What is a kumquat? Seen everywhere at Lunar New Year, the citrus fruit is tiny, orange, and a favourite ingredient of fine-dining chefs
- The humble kumquat, a common sight during the Lunar New Year holiday, is more than a symbol of prosperity; the citrus fruit is used in preserves and fine dining
- In Hong Kong, one chef describes the appeal of kumquats as being ‘their versatility when applied to cooking’. The key, he says, is to cook them ‘low and slow’
The kumquat, the smallest fruit in the citrus family, is a common sight during Lunar New Year, thanks in part to its resemblance to a small gold nugget.
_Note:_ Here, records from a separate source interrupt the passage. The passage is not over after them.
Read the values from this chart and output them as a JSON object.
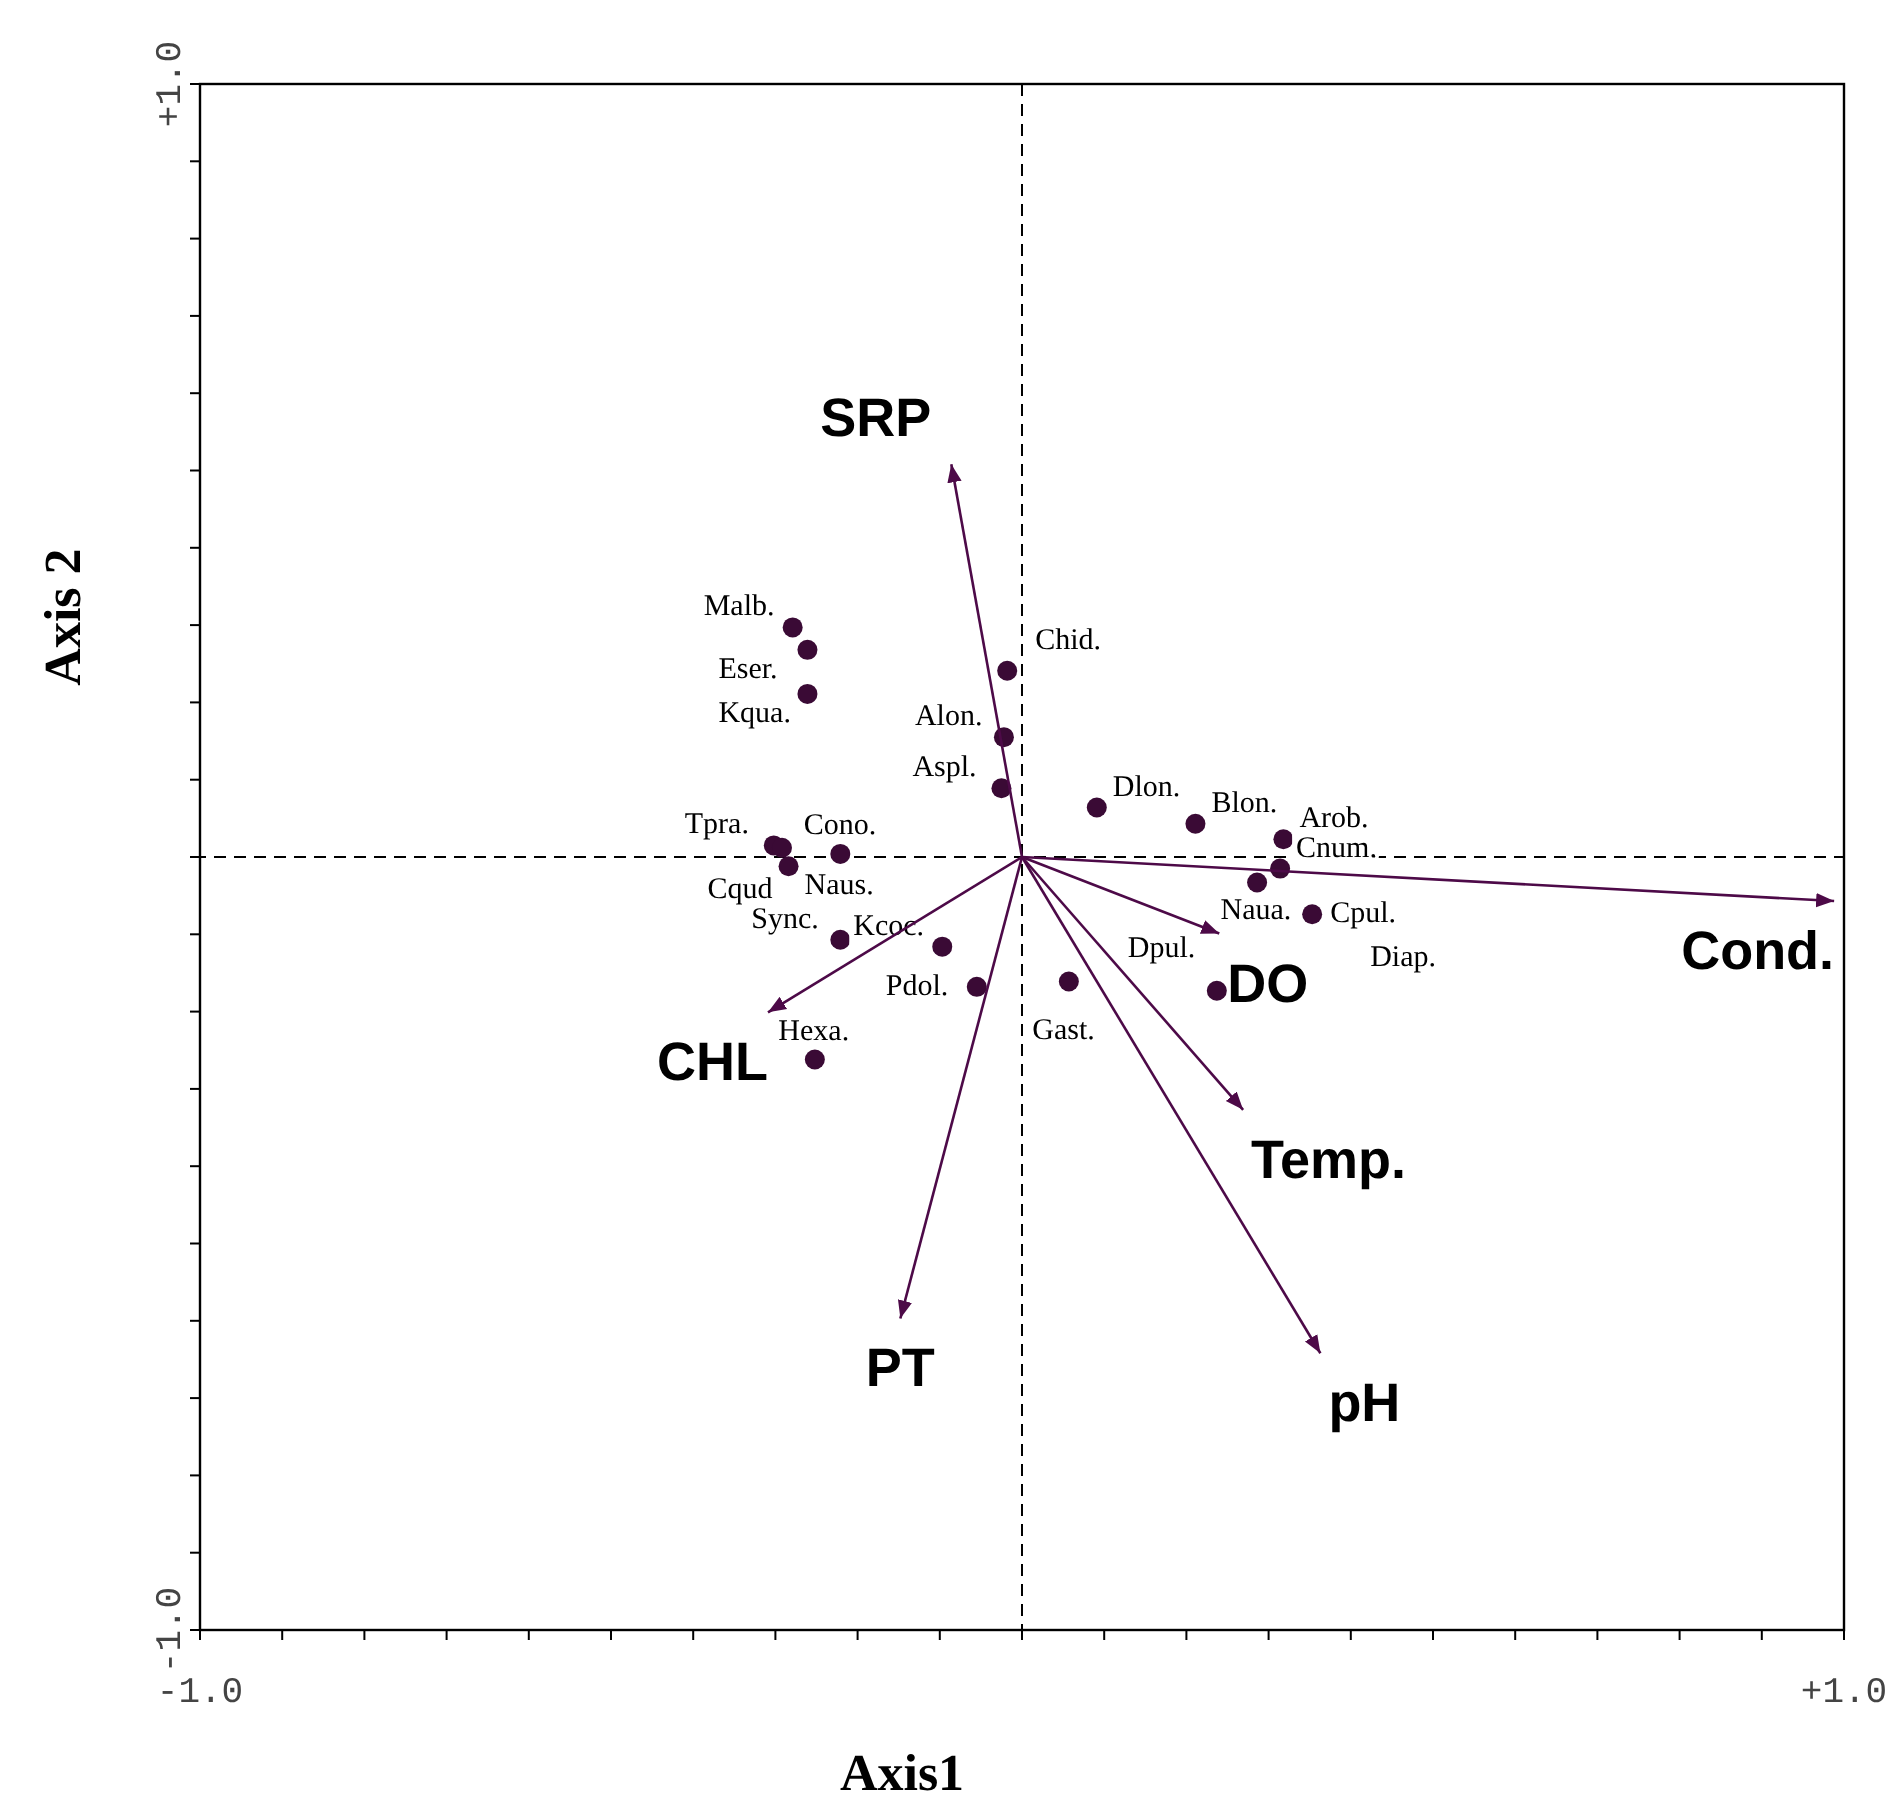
{
  "chart_data": {
    "type": "scatter",
    "xlabel": "Axis1",
    "ylabel": "Axis 2",
    "xlim": [
      -1,
      1
    ],
    "ylim": [
      -1,
      1
    ],
    "xticks": [
      {
        "value": -1,
        "label": "-1.0"
      },
      {
        "value": -0.9,
        "label": null
      },
      {
        "value": -0.8,
        "label": null
      },
      {
        "value": -0.7,
        "label": null
      },
      {
        "value": -0.6,
        "label": null
      },
      {
        "value": -0.5,
        "label": null
      },
      {
        "value": -0.4,
        "label": null
      },
      {
        "value": -0.3,
        "label": null
      },
      {
        "value": -0.2,
        "label": null
      },
      {
        "value": -0.1,
        "label": null
      },
      {
        "value": 0,
        "label": null
      },
      {
        "value": 0.1,
        "label": null
      },
      {
        "value": 0.2,
        "label": null
      },
      {
        "value": 0.3,
        "label": null
      },
      {
        "value": 0.4,
        "label": null
      },
      {
        "value": 0.5,
        "label": null
      },
      {
        "value": 0.6,
        "label": null
      },
      {
        "value": 0.7,
        "label": null
      },
      {
        "value": 0.8,
        "label": null
      },
      {
        "value": 0.9,
        "label": null
      },
      {
        "value": 1,
        "label": "+1.0"
      }
    ],
    "yticks": [
      {
        "value": -1,
        "label": "-1.0"
      },
      {
        "value": -0.9,
        "label": null
      },
      {
        "value": -0.8,
        "label": null
      },
      {
        "value": -0.7,
        "label": null
      },
      {
        "value": -0.6,
        "label": null
      },
      {
        "value": -0.5,
        "label": null
      },
      {
        "value": -0.4,
        "label": null
      },
      {
        "value": -0.3,
        "label": null
      },
      {
        "value": -0.2,
        "label": null
      },
      {
        "value": -0.1,
        "label": null
      },
      {
        "value": 0,
        "label": null
      },
      {
        "value": 0.1,
        "label": null
      },
      {
        "value": 0.2,
        "label": null
      },
      {
        "value": 0.3,
        "label": null
      },
      {
        "value": 0.4,
        "label": null
      },
      {
        "value": 0.5,
        "label": null
      },
      {
        "value": 0.6,
        "label": null
      },
      {
        "value": 0.7,
        "label": null
      },
      {
        "value": 0.8,
        "label": null
      },
      {
        "value": 0.9,
        "label": null
      },
      {
        "value": 1,
        "label": "+1.0"
      }
    ],
    "marker": "circle",
    "ref_lines": [
      {
        "axis": "x",
        "value": 0,
        "line_style": "dashed",
        "color": "#000000"
      },
      {
        "axis": "y",
        "value": 0,
        "line_style": "dashed",
        "color": "#000000"
      }
    ],
    "series": [
      {
        "color": "#3a0a35",
        "x": [
          -0.279,
          -0.261,
          -0.261,
          -0.018,
          -0.022,
          -0.025,
          0.091,
          0.211,
          0.318,
          0.314,
          0.286,
          0.353,
          0.237,
          0.057,
          -0.055,
          -0.097,
          -0.221,
          -0.221,
          -0.302,
          -0.292,
          -0.284,
          -0.252
        ],
        "values": [
          0.297,
          0.268,
          0.211,
          0.241,
          0.155,
          0.089,
          0.064,
          0.043,
          0.023,
          -0.015,
          -0.033,
          -0.074,
          -0.173,
          -0.161,
          -0.168,
          -0.116,
          -0.107,
          0.004,
          0.015,
          0.012,
          -0.012,
          -0.262
        ],
        "value_labels": [
          "Malb.",
          "Eser.",
          "Kqua.",
          "Chid.",
          "Alon.",
          "Aspl.",
          "Dlon.",
          "Blon.",
          "Arob.",
          "Cnum.",
          "Naua.",
          "Cpul.",
          "Dpul.",
          "Gast.",
          "Pdol.",
          "Kcoc.",
          "Sync.",
          "Cono.",
          "Tpra.",
          "Cqud",
          "Naus.",
          "Hexa."
        ]
      },
      {
        "type": "line",
        "name": "SRP",
        "color": "#4d0a48",
        "marker": "none",
        "x": [
          0,
          -0.086
        ],
        "values": [
          0,
          0.508
        ]
      },
      {
        "type": "line",
        "name": "Cond.",
        "color": "#4d0a48",
        "marker": "none",
        "x": [
          0,
          0.988
        ],
        "values": [
          0,
          -0.057
        ]
      },
      {
        "type": "line",
        "name": "DO",
        "color": "#4d0a48",
        "marker": "none",
        "x": [
          0,
          0.24
        ],
        "values": [
          0,
          -0.099
        ]
      },
      {
        "type": "line",
        "name": "Temp.",
        "color": "#4d0a48",
        "marker": "none",
        "x": [
          0,
          0.269
        ],
        "values": [
          0,
          -0.327
        ]
      },
      {
        "type": "line",
        "name": "pH",
        "color": "#4d0a48",
        "marker": "none",
        "x": [
          0,
          0.363
        ],
        "values": [
          0,
          -0.642
        ]
      },
      {
        "type": "line",
        "name": "PT",
        "color": "#4d0a48",
        "marker": "none",
        "x": [
          0,
          -0.148
        ],
        "values": [
          0,
          -0.597
        ]
      },
      {
        "type": "line",
        "name": "CHL",
        "color": "#4d0a48",
        "marker": "none",
        "x": [
          0,
          -0.309
        ],
        "values": [
          0,
          -0.201
        ]
      }
    ],
    "annotations": [
      "Diap."
    ]
  }
}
The word “kumquat” is loosely based on the Cantonese characters for gum (“gold”) and gat (“orange” – the fruit, rather than the colour). These tiny “golden oranges” have thin, edible skin and a higher proportion of membrane and pulp than other citrus fruits.
When ripe, the kumquat is generally sweet, but there are tart varieties. While kumquats are often spherical (most commonly Citrus japonica, a popular hybrid), some species are egg-shaped (Citrus margarita, one of the pure species) or even bell-shaped.
While enjoyed fresh during their peak season, autumn and winter, they are often candied or aged in salt – the latter a popular remedy to relieve sore throats and persistent coughs, according to traditional Chinese medicine.